End of the Honeymoon Phase
Just as the J-League hit fever pitch in 1995, the economic downturn in Japan caught up with the league as well. The league attendance in 1997 dropped to less than 3.5 million. A key event that took place in this period was the change to a single stage format in 1996 and it was a flop. The average attendance for that season was 13,350 per game. The decision to revert to the original 2 stage format in 1997 didn’t arrest the downfall either. It wasn’t just the league that suffered as a brand and hit the clubs as well. Verdy was the worst affected as their inability to pay huge salaries to aging players hit them hard. This sent the club on a downward spiral that they still have not truly recovered from.
Reforms & Rebuilding
After the highs of 1995, interest in the J-League started to sag. This led to some important changes by the JFA. The league had expanded to 18 clubs in 1998. The expanding nature of the league made the JFA introduce a second division in 1999 with promotion/relegation. The second division consisted of 10 clubs taken from the semi-professional JFL. Another important structural change in the league was the introduction of the points system 2 years earlier.

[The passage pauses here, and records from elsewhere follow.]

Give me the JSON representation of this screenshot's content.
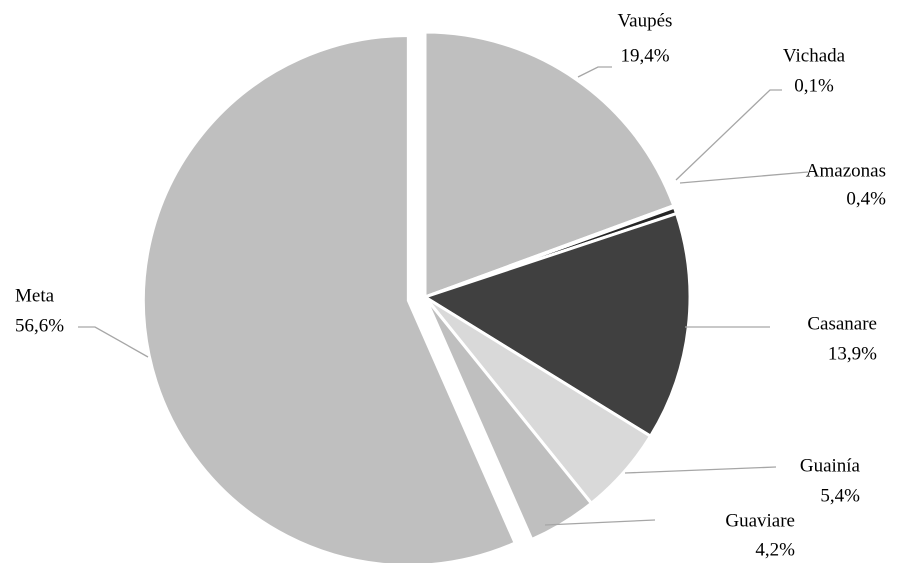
{
  "chart_data": {
    "type": "pie",
    "categories": [
      "Vaupés",
      "Vichada",
      "Amazonas",
      "Casanare",
      "Guainía",
      "Guaviare",
      "Meta"
    ],
    "values": [
      19.4,
      0.1,
      0.4,
      13.9,
      5.4,
      4.2,
      56.6
    ],
    "value_labels": [
      "19,4%",
      "0,1%",
      "0,4%",
      "13,9%",
      "5,4%",
      "4,2%",
      "56,6%"
    ],
    "colors": [
      "#bfbfbf",
      "#7f7f7f",
      "#262626",
      "#404040",
      "#d9d9d9",
      "#bfbfbf",
      "#bfbfbf"
    ],
    "exploded": [
      "Meta"
    ]
  }
}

Breaking into the World Stage & Return to Glory
The league’s positive effects were starting to tell on the national team. Japan qualified for the World Cup for the first time at France ‘98. Despite losing all its group stage games, Japan put up a respectable performance even scoring its first World Cup goal.
Then in 2002, Japan co-hosted the World Cup. This had a salutary effect. The national team reached the knock out rounds for the first time and only narrowly missed out on a quarter final berth after a 0-1 loss to Turkey. By now, the league had also started exporting talent to Europe with Shinji Ono (Urawa to Feyenoord), Junichi Inamoto (Gamba Osaka to Arsenal) and Shunsuke Nakamura (Yokohama F Marinos to Reggina) showing just how far the league had come since its inception. Attendances steadily started improving and once again reached the highs of 1995.
Expanding its Reach
The league has gone from strength to strength ever since. They signed a deal with Indonesia, Malaysia, Thailand and Vietnam in 2012 to broadcast J-League games and increase its reach in Asia. In the same vein, the league has also inked deals with the aforementioned countries and a few other South East Asian nations to promote football development through exchange programs. The league’s ties to South East Asia is not limited to exchange programs alone with Albirex Niigata’s satellite team (reserve team) players plying its trade in the S-League to gain experience.
More recently, the league has started a digital streaming platform in partnership with DAZN to broadcast the league in select countries and is expected to grow over the coming years. Former J-Leaguers are also starting to play in other Asian countries including the likes of India, further increasing its reach across Asia.
The league now has 3 divisions and is steadily moving towards its 100 year vision of having 100 professional clubs by 2092. It has proved to be a fantastic model for professional, sporting and community development. Not many leagues in the world can boast of having a centre and service to help players prepare for a life after football. It has produced many fantastic adventures and also become a scouting hot spot for the German league; the national team’s fortunes in the 2010 World Cup playing a huge role.
So where next for Japan? The obvious answer is world domination and becoming a global brand. However, there is a bigger question that Japanese football has to answer. The J-League was founded on some core values and they have managed to introduce commercialism while staying true to its roots for the most part. They have managed to develop in a way that has made it a sustainable brand. Yet the likes of China and Qatar are now pumping in huge amounts of money in order to become globally relevant.
Japan has also stated its intention to be world champions by 2092. Will they sacrifice their core values to achieve that? Time will surely tell.